One night, we worked the late shift together, so it was just the two of us alone. Since most banks close at 5:00, most people were unaware that ours stayed open until 7:00, so business was always slow to non-existent. We were starting to balance our drawers o’ cash and per usual, I had fucked something up.

Angry, bitter, unmarried, old hag was losing her patience with me. She unleashed her fury upon me (this had happened before, no biggie), a fury which occurred little in her actions and even less in her voice, but in her face.
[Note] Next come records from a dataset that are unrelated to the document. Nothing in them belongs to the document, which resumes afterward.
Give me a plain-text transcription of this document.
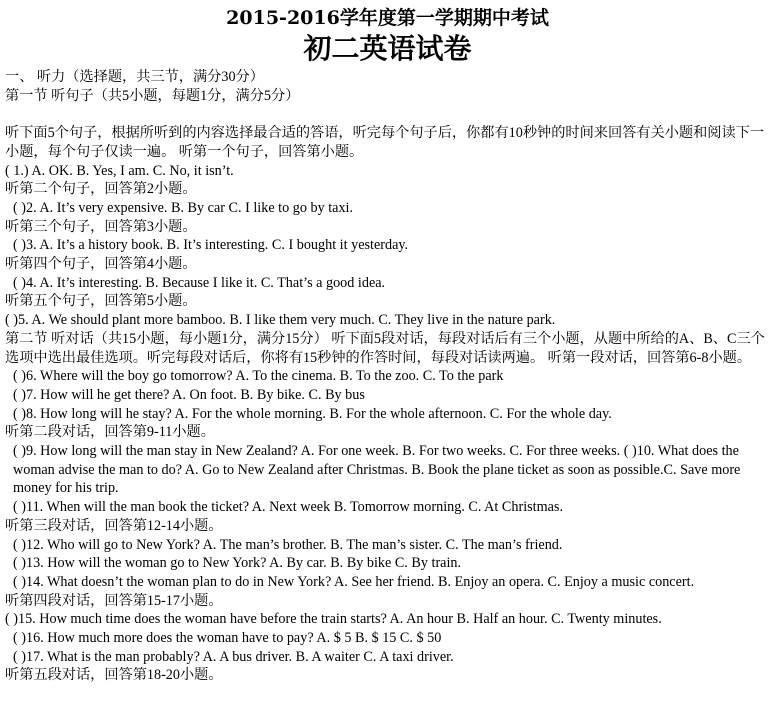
2015-2016学年度第一学期期中考试
初二英语试卷
一、 听力（选择题，共三节，满分30分）
第一节 听句子（共5小题，每题1分，满分5分）
听下面5个句子，根据所听到的内容选择最合适的答语，听完每个句子后，你都有10秒钟的时间来回答有关小题和阅读下一小题，每个句子仅读一遍。 听第一个句子，回答第小题。
( 1.) A. OK. B. Yes, I am. C. No, it isn’t.
听第二个句子，回答第2小题。
( )2. A. It’s very expensive. B. By car C. I like to go by taxi.
听第三个句子，回答第3小题。
( )3. A. It’s a history book. B. It’s interesting. C. I bought it yesterday.
听第四个句子，回答第4小题。
( )4. A. It’s interesting. B. Because I like it. C. That’s a good idea.
听第五个句子，回答第5小题。
( )5. A. We should plant more bamboo. B. I like them very much. C. They live in the nature park.
第二节 听对话（共15小题，每小题1分，满分15分） 听下面5段对话，每段对话后有三个小题，从题中所给的A、B、C三个选项中选出最佳选项。听完每段对话后，你将有15秒钟的作答时间，每段对话读两遍。 听第一段对话，回答第6-8小题。
( )6. Where will the boy go tomorrow? A. To the cinema. B. To the zoo. C. To the park
( )7. How will he get there? A. On foot. B. By bike. C. By bus
( )8. How long will he stay? A. For the whole morning. B. For the whole afternoon. C. For the whole day.
听第二段对话，回答第9-11小题。
( )9. How long will the man stay in New Zealand? A. For one week. B. For two weeks. C. For three weeks. ( )10. What does the woman advise the man to do? A. Go to New Zealand after Christmas. B. Book the plane ticket as soon as possible.C. Save more money for his trip.
( )11. When will the man book the ticket? A. Next week B. Tomorrow morning. C. At Christmas.
听第三段对话，回答第12-14小题。
( )12. Who will go to New York? A. The man’s brother. B. The man’s sister. C. The man’s friend.
( )13. How will the woman go to New York? A. By car. B. By bike C. By train.
( )14. What doesn’t the woman plan to do in New York? A. See her friend. B. Enjoy an opera. C. Enjoy a music concert.
听第四段对话，回答第15-17小题。
( )15. How much time does the woman have before the train starts? A. An hour B. Half an hour. C. Twenty minutes.
( )16. How much more does the woman have to pay? A. $ 5 B. $ 15 C. $ 50
( )17. What is the man probably? A. A bus driver. B. A waiter C. A taxi driver.
听第五段对话，回答第18-20小题。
Her mouth was taut, her forehead scrunched, and from her eyes shot invisible lasers that ricocheted off of every surface in the bank.

She was having her way with me for longer than my tiny attention span could allow me to pretend to keep listening, so my eyes began to wander. I looked at her distorted face, her bland, graying hairdo, her thrift-store polyester bow-collared shirt… and then my eyes wandered to her neck.

Out of her neck grew a hair. One. Long. Creepy. Hair. How could she not notice that? It was dark like a pube and at least three-quarters of an inch long. Good God! She obviously spent some amount of time in front of a mirror getting ready for her day. How could she not see it!? It was really driving me crazy that someone could let one long creepy hair just grow and grow and not do anything about it. Maybe the lighting in her bathroom was bad? Maybe she didn’t know? Maybe she wanted someone to tell her? I’d want someone to tell me. It’s like having spinach in your teeth or toilet paper stuck on your shoe. It’s embarrassing. I’d be glad if someone told me. I’d probably invest in a better mirror and well-lit environment. But angry, bitter, unmarried, old hag probably wouldn’t take it so well. She’d get even angrier… I shouldn’t tell her. Or should I?

“Kat. KAT! Are you listening to me? Do you understand what I’m saying? Why are you looking at me like that?”

“Um—I uh… I was…,” I stammered. My eyes grew really wide like someone was giving me an enema. Then I quickly regained my composure and said in a rapid, high voice, “I wasn’t looking at you like anything. Hair.”

Her face relaxed slightly and she looked at me strangely for a second. But before I could yell out, “YOU HAVE A FUCKING PUBE GROWIN’ OUT THE SIDE OF YER NECK!” the bell sounded, alerting us that a customer had entered the drive-thru, and she rushed to assist him.

I never did tell her, and that’s probably why I’m still alive right now.